正三角形の絶妙なバランスで成り立つ三人。マキュベンは子供っぽさより悪友感が前面に出る。大久保マキュが早熟なおかげで、甲斐ロミオはよりのびのび健やかに育った感じ。前田ベンヴォのモラトリアム感もさらに増す。

甲斐ロミオ・味方ベンヴォ・新里マキュ

マキュベンでロミオというトップをかつぐ気満々だけど、ロミオはトップにこだわりがない。

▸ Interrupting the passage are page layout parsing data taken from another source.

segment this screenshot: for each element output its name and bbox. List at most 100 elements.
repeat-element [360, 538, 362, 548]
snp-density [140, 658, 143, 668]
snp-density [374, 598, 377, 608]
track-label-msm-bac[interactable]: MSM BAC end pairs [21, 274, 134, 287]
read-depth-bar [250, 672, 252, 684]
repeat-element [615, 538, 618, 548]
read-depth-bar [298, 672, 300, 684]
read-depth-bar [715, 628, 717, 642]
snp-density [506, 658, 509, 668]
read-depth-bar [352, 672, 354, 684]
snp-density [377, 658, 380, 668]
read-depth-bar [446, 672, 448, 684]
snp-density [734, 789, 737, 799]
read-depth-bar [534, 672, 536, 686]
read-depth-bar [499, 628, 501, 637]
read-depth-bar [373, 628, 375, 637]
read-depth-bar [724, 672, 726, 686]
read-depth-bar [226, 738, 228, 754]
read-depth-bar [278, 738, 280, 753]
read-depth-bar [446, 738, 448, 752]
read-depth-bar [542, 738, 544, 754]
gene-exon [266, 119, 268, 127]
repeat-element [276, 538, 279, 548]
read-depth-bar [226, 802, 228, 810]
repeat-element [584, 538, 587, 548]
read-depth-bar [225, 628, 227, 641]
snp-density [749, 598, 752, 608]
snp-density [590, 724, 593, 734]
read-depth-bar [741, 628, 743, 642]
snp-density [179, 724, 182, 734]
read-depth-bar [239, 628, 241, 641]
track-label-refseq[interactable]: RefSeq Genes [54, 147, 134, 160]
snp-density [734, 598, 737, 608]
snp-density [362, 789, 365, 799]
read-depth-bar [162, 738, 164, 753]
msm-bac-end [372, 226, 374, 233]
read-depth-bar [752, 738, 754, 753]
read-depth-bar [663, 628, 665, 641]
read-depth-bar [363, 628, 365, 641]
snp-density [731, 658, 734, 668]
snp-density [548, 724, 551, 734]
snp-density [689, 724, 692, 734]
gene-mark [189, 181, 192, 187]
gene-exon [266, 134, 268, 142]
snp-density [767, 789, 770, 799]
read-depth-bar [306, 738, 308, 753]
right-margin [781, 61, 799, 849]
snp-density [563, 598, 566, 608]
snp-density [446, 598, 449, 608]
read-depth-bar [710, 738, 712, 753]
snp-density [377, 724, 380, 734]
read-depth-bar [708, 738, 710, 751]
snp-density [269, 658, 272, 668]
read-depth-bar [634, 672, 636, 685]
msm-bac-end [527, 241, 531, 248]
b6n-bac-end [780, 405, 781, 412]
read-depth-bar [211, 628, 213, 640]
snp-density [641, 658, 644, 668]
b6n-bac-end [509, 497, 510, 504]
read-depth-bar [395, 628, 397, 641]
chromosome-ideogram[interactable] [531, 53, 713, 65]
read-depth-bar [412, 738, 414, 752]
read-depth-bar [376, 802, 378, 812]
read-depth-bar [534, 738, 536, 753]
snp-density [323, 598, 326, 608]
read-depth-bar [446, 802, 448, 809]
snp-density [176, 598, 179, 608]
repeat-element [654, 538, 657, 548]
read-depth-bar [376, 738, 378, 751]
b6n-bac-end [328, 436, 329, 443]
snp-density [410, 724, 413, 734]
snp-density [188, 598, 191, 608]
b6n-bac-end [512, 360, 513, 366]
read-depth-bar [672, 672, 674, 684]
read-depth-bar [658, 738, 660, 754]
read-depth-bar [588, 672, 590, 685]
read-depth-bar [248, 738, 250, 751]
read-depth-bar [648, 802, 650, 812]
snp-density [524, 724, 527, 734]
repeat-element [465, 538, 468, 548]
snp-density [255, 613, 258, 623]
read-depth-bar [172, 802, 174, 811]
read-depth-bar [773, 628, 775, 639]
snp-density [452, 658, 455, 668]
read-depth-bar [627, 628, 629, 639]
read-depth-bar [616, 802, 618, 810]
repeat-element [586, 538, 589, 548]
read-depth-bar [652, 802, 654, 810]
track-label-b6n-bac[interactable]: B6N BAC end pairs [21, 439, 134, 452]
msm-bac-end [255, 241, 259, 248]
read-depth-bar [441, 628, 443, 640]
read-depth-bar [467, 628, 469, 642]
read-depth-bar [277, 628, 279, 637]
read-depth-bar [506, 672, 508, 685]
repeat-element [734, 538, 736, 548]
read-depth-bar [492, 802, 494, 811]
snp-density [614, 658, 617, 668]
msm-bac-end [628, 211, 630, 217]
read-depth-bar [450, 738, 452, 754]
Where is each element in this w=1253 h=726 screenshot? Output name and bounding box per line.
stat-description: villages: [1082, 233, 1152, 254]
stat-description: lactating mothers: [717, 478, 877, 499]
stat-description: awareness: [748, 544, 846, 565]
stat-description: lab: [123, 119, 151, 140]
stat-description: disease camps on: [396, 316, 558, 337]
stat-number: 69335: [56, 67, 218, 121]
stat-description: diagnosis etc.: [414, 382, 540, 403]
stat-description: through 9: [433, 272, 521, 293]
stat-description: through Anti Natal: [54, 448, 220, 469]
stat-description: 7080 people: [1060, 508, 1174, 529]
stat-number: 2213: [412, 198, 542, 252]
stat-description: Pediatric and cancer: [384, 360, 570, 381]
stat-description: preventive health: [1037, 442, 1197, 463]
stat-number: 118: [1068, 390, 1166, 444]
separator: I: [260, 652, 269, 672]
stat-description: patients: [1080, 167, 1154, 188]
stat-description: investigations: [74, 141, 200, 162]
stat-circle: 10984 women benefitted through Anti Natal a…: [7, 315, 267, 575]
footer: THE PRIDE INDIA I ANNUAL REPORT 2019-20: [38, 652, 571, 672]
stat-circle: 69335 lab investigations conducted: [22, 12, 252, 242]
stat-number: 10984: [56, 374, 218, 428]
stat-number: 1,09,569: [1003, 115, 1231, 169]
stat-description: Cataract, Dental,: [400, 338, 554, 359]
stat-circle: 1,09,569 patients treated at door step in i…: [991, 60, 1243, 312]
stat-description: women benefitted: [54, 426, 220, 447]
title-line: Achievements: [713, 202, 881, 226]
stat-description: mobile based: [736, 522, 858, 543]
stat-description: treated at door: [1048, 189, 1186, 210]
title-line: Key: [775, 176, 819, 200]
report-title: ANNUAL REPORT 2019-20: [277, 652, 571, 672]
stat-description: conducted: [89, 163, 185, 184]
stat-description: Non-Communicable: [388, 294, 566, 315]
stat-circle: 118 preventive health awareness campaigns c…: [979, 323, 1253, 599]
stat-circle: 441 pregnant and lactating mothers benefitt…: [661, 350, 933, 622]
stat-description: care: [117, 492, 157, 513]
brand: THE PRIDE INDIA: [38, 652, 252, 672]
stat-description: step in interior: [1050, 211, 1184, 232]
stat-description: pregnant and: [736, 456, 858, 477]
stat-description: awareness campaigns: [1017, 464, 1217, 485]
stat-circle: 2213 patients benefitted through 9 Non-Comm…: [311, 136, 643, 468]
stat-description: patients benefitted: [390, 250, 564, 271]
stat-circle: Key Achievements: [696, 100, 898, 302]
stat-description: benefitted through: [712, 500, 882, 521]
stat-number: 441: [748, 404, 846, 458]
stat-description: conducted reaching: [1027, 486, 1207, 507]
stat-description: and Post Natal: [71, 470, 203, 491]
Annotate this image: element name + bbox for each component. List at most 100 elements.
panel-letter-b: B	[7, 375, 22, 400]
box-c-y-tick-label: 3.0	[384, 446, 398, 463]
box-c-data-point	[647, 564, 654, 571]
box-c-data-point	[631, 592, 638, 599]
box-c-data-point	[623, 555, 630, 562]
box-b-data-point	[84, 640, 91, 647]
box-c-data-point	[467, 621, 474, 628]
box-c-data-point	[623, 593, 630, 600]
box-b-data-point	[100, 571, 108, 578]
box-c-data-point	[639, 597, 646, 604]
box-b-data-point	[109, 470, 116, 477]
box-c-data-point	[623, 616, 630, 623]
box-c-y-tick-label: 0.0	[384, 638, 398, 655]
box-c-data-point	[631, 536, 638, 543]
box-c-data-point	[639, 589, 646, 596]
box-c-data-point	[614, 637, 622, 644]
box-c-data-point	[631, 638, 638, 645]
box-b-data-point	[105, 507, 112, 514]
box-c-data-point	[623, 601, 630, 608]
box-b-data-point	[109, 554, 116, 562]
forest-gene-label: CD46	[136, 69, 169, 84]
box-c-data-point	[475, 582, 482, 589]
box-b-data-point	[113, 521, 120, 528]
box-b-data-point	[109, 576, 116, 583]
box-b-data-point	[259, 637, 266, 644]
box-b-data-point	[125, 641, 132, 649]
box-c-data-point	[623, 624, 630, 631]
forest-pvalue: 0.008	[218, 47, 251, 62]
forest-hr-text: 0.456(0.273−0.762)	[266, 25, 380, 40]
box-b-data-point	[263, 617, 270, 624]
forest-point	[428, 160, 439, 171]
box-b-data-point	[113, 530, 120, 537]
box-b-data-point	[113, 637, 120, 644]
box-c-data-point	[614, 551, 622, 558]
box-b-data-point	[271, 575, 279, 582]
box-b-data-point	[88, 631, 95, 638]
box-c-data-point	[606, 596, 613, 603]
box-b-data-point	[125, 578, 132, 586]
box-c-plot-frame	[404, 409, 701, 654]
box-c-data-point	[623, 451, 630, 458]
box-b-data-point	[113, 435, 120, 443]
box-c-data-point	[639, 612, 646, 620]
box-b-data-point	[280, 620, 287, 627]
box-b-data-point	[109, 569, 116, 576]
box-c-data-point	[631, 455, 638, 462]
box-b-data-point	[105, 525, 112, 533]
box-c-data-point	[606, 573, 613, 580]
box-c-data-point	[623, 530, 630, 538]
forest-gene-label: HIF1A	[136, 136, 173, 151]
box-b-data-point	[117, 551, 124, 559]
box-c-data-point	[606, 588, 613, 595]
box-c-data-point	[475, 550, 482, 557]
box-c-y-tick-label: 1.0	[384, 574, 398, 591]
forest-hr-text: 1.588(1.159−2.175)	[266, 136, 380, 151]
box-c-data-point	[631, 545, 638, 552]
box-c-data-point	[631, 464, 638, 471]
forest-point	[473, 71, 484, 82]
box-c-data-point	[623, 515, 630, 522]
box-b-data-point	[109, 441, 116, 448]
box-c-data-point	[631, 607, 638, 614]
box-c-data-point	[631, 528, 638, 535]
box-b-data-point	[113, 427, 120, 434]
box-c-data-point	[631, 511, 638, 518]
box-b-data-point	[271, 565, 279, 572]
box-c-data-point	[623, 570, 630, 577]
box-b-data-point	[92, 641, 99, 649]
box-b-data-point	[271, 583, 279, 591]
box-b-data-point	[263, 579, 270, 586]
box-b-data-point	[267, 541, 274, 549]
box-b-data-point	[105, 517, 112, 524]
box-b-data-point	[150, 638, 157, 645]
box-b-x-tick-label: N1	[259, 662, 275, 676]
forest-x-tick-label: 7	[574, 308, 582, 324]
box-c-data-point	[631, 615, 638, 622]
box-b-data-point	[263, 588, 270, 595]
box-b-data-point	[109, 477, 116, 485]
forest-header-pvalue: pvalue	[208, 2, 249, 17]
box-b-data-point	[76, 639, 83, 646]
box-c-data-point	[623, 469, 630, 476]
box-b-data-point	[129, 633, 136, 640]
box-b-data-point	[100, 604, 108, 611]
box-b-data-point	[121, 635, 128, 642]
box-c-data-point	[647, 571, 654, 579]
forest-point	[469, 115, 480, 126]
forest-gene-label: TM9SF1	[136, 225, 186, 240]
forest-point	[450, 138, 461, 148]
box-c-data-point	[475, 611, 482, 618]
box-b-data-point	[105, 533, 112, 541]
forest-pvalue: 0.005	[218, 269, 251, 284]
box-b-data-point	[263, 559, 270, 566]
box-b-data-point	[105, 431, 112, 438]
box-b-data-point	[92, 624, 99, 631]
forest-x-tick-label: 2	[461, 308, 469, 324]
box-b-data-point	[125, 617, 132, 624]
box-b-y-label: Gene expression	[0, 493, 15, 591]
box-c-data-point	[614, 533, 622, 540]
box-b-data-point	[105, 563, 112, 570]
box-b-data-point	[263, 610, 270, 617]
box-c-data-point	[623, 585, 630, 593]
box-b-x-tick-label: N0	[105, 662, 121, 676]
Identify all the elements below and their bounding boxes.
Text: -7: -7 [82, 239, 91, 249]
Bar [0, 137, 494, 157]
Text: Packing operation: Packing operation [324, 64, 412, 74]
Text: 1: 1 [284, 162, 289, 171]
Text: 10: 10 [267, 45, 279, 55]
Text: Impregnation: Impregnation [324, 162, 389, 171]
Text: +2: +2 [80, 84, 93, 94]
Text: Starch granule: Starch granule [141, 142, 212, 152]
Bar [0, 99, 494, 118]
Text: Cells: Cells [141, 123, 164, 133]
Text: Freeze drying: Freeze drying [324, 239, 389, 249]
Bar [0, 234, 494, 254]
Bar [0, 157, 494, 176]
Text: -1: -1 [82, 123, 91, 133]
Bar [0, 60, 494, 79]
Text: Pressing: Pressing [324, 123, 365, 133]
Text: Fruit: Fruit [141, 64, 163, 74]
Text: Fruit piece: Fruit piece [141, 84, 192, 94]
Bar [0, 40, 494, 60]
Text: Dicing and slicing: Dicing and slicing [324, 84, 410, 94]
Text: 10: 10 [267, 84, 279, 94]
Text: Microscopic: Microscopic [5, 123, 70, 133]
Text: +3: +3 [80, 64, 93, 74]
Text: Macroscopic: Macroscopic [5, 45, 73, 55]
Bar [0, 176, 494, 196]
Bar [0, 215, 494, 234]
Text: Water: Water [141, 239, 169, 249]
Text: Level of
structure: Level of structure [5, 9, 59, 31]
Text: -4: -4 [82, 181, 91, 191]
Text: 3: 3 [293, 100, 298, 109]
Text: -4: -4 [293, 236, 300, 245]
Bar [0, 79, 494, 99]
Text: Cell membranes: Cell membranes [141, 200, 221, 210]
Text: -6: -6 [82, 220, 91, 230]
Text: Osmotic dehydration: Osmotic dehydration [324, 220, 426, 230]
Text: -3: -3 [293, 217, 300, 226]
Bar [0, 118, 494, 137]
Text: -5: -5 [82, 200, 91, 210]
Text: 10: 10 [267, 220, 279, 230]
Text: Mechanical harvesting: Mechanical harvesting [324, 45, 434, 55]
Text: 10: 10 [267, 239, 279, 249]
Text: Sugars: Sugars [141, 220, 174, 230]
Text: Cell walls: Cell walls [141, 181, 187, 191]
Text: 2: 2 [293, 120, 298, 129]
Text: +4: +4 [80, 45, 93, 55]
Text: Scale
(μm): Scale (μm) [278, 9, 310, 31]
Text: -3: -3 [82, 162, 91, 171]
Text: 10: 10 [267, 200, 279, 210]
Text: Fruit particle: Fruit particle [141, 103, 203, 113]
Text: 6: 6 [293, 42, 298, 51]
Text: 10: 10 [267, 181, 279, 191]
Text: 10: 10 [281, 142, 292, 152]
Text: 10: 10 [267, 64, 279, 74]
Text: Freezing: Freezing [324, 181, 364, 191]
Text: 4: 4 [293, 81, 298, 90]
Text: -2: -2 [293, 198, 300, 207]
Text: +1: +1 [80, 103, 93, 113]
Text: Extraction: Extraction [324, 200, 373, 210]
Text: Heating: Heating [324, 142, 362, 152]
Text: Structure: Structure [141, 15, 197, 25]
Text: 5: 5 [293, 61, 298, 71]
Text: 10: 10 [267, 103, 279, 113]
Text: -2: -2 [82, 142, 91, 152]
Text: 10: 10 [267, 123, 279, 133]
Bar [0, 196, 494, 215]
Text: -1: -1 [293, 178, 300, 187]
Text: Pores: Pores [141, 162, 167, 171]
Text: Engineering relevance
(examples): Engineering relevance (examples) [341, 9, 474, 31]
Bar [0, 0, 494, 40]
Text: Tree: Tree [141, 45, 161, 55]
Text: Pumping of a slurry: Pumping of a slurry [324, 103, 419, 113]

甲斐ロミオと新里マキュが思春期でカリカリしてる時期があっても味方ベンヴォのボケに何度も救われてそう。


あと今回はそれなりに回数見たので、アンサンブルキャストもしっかり見る余裕があった!特に仲田祥司さんと平井琴望さんが好きでした~キャピュレット推しです。群舞での仲田さんの密度あるキレキレダンスはずっと見ていたかったし、猫目美人の平井さんがモンタを睨むときの表情も怒りに燃えてて強烈だった。
「今日こそその日」の男性陣が両腕を広げて、その腕に女性陣が掴まって膝で歩くあの振付が大好きです〜!キャピュレット卿の借金がかさんでいると知ったときのみんなのリアクションも可愛い。おでこに手を当てたり、呆然としたり。

甲斐ロミオと堀内死の方も書きかけなのでさっさと完成させます…。